Metahandler scraping non ASCII

The_Silencer

Developer
Jan 29, 2013
48
0
0
N/A
My development add-on has been working great scraping the site and pulling meta data until the site started allowing non ASCII format names and the metahandler stops at the first one. Here is an example of one of the names 'Antikörper'
Just to get my add-on working again I started filtering such as '([a-zA-Z \d # $ . : / = * , - " " ! @ & ?]+)' trying to add as many special characters as there are in the movie list. It scrapes the list and pulls metadata however there has to be a better way of fixing the non ASCII issue?

--UPDATE--
After spending the weekend working on this and asking questions from the awesome devs here at xbmchub, I was able to come up with a solution that worked with my add-on. This is the code I used to encode by default the website I am scraping *helps to match the website encoding*

import sys
reload (sys) *had to reload sys or would get error*
sys.setdefaultencoding('iso8859-1') *iso8859-1 is the encoding for the website I am scraping*

It was stated in python documentation this is not the best way to use encoding, however was easy and does work for my situation. Any feedback or recommendation are wanted.
 
Last edited:

voinage

Banned
May 9, 2012
574
0
0
Find out what the website encoding is then use that to decode.

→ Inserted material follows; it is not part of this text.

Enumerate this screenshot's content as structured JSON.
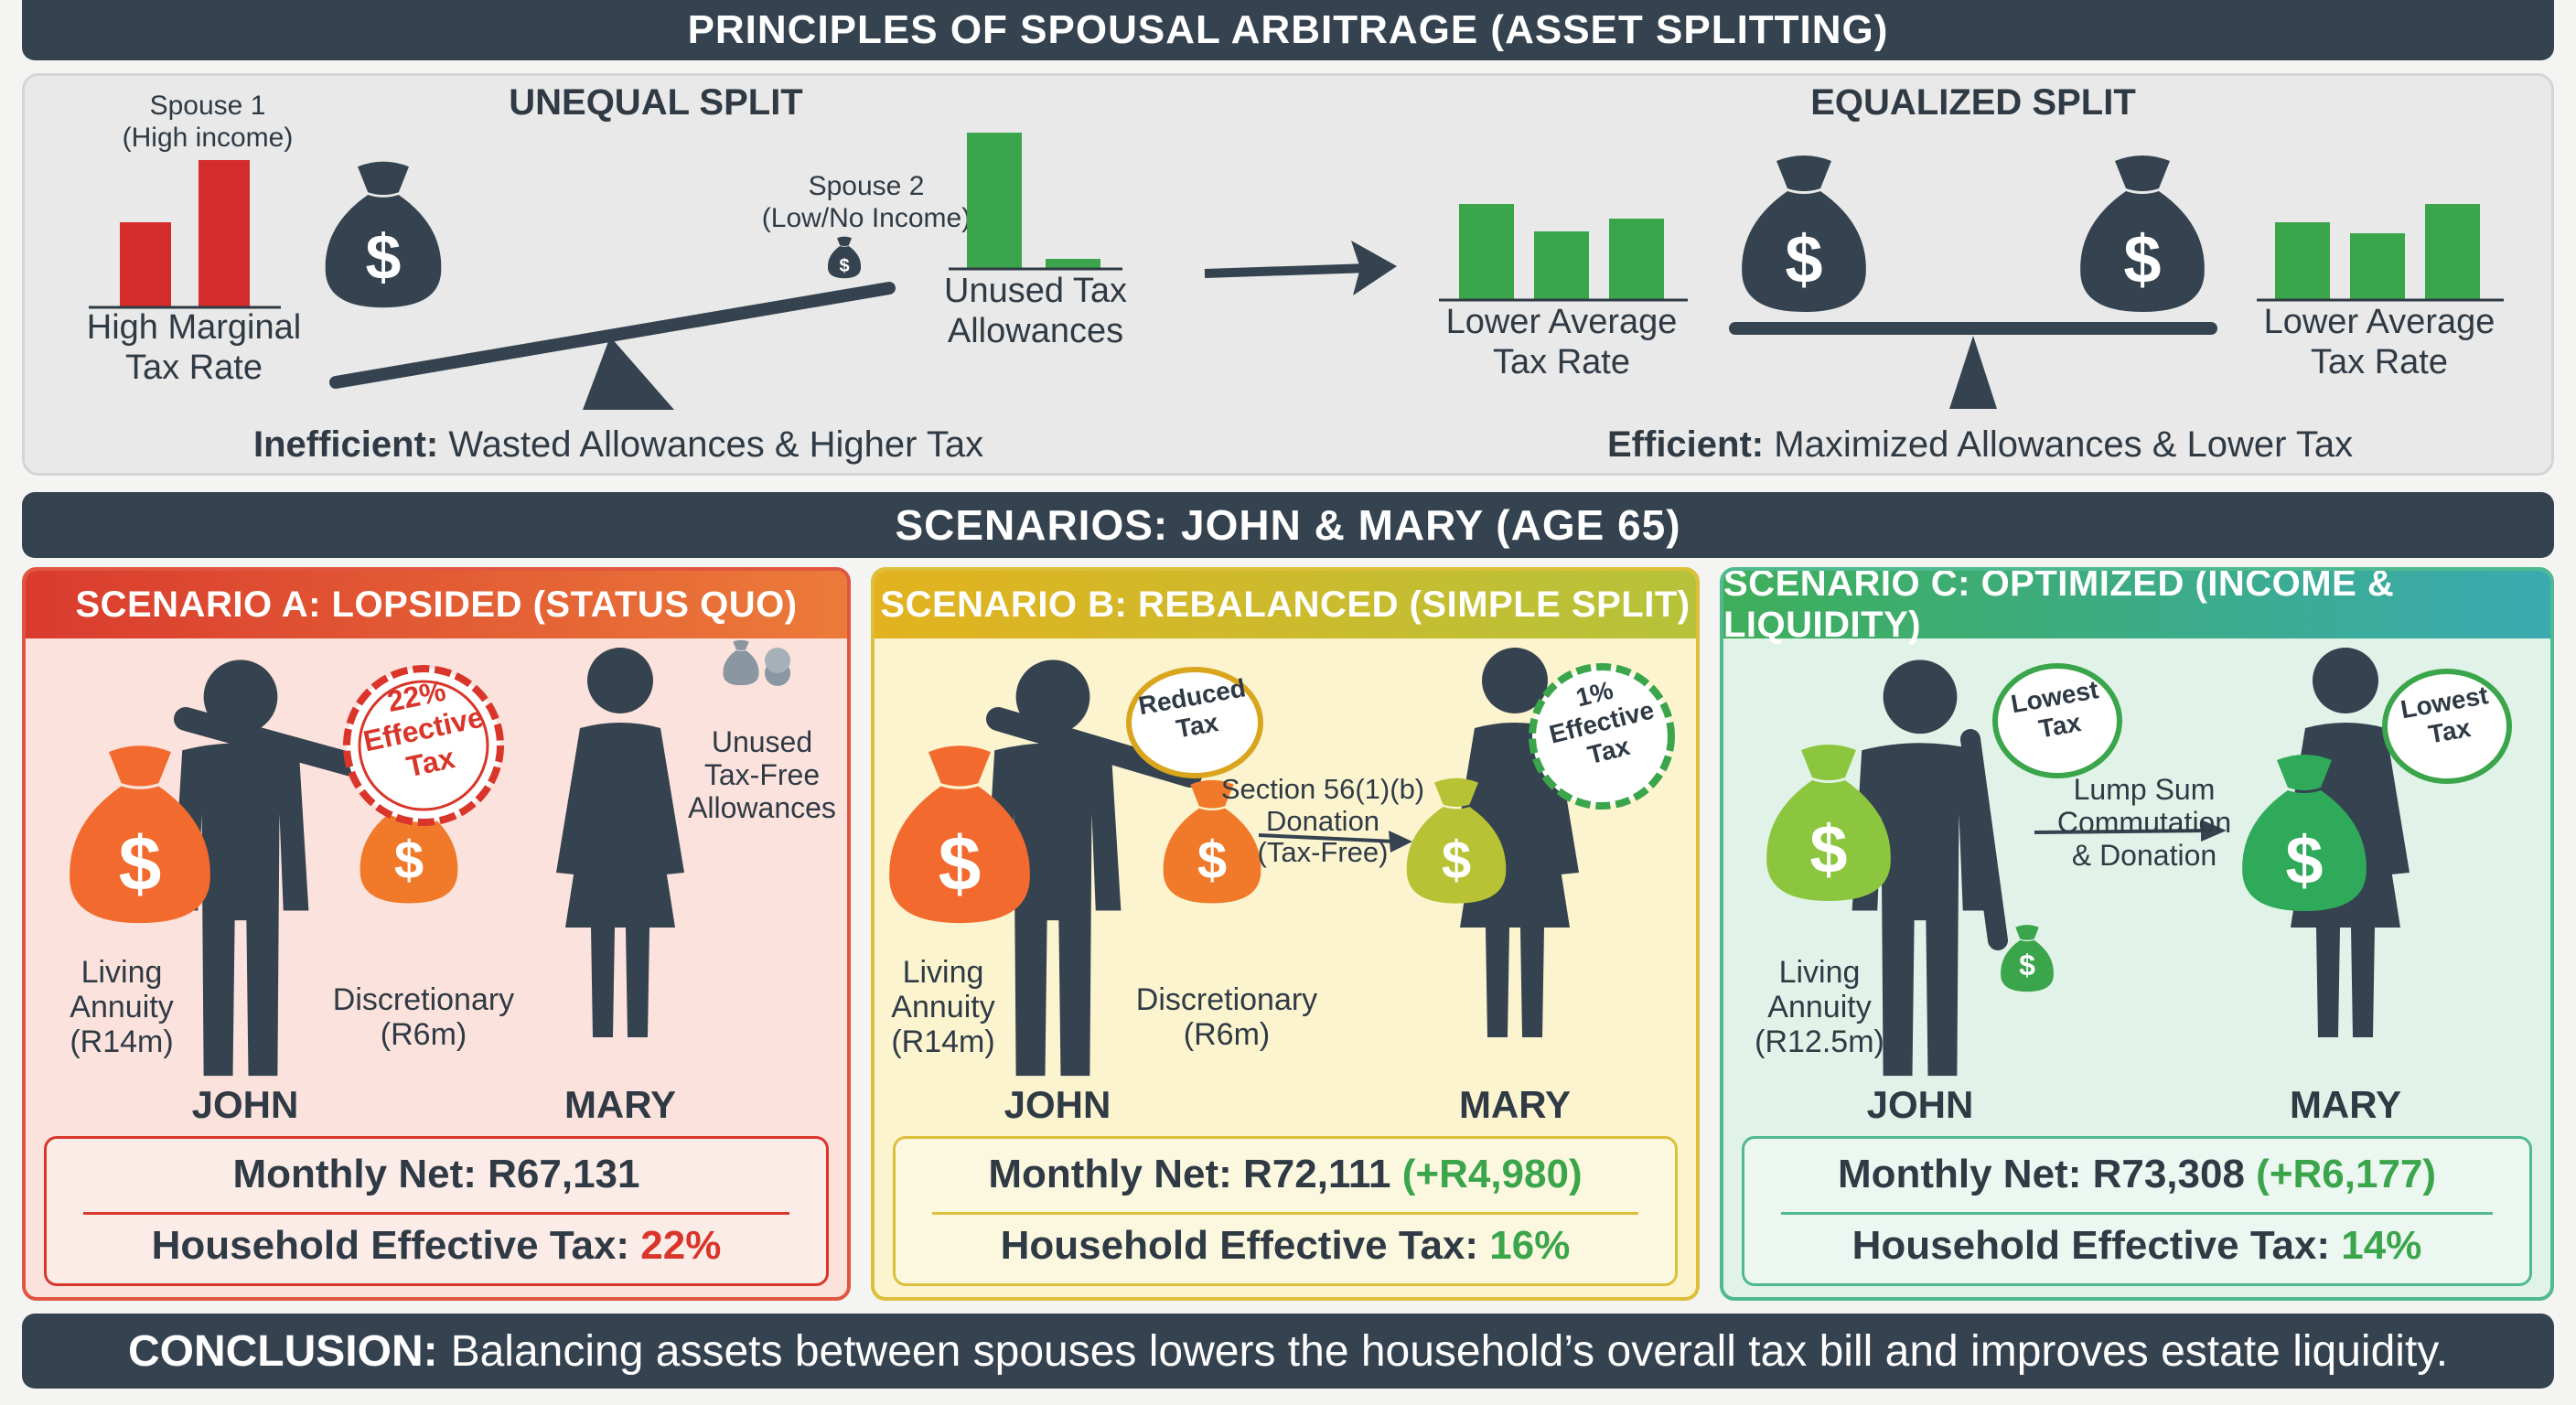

name.decode('whatever') other than that I often have to escape special characters or language specific.
 

Eldorado

Moderator
Staff member
May 7, 2012
990
0
16
Some might not have noticed, but you when use the t0mm0 common methods to grab urls, it does try to find the encoding in the html and decodes it

I started doing what Bstrdsmkr does in 1Ch**nel and clean the html with htmlparser and encode to utf-8.. solving all my problems so far
 

voinage

Banned
May 9, 2012
574
0
0
I looked at that when i was playing with sql.
Got tired of you a text factory, annoying blah.

Why not add that to tommo.common / addon.common.
It's bloody useful, that way common can import HTMLparser and the like and it can just be called simply.

clear(annoying_text,encode) & clear(annoying_text,decode) or textzap() LOL
 

Eldorado

Moderator
Staff member
May 7, 2012
990
0
16
It's a good idea!

I was thinking of adding to and expanding the whole get html portion of it.. so that we can do more than just get the html of a url

Just wasn't sure if html parse and then encode to utf-8 should be forced, or optional? I always start to think... 'could there be a scenario where someone would not want it done like that?'... and then I drive myself crazy trying to make a decision :)
 

voinage

Banned
May 9, 2012
574
0
0
Yep, you should expand that brother.

htmlparse then give them the option to specify: utf-8,ascii,iso,latin-1

The default for python is ascii.
This helps : sys.setdefaultencoding('utf-8') then python always tries for utf-8.
 

Bstrdsmkr

New member
Mar 16, 2012
763
0
0
I'd say default it to utf-8 with an option to pass in an encoding. The "right" thing to do is to keep everything in unicode until a special case comes along, but unfortunately the special cases aren't so special =(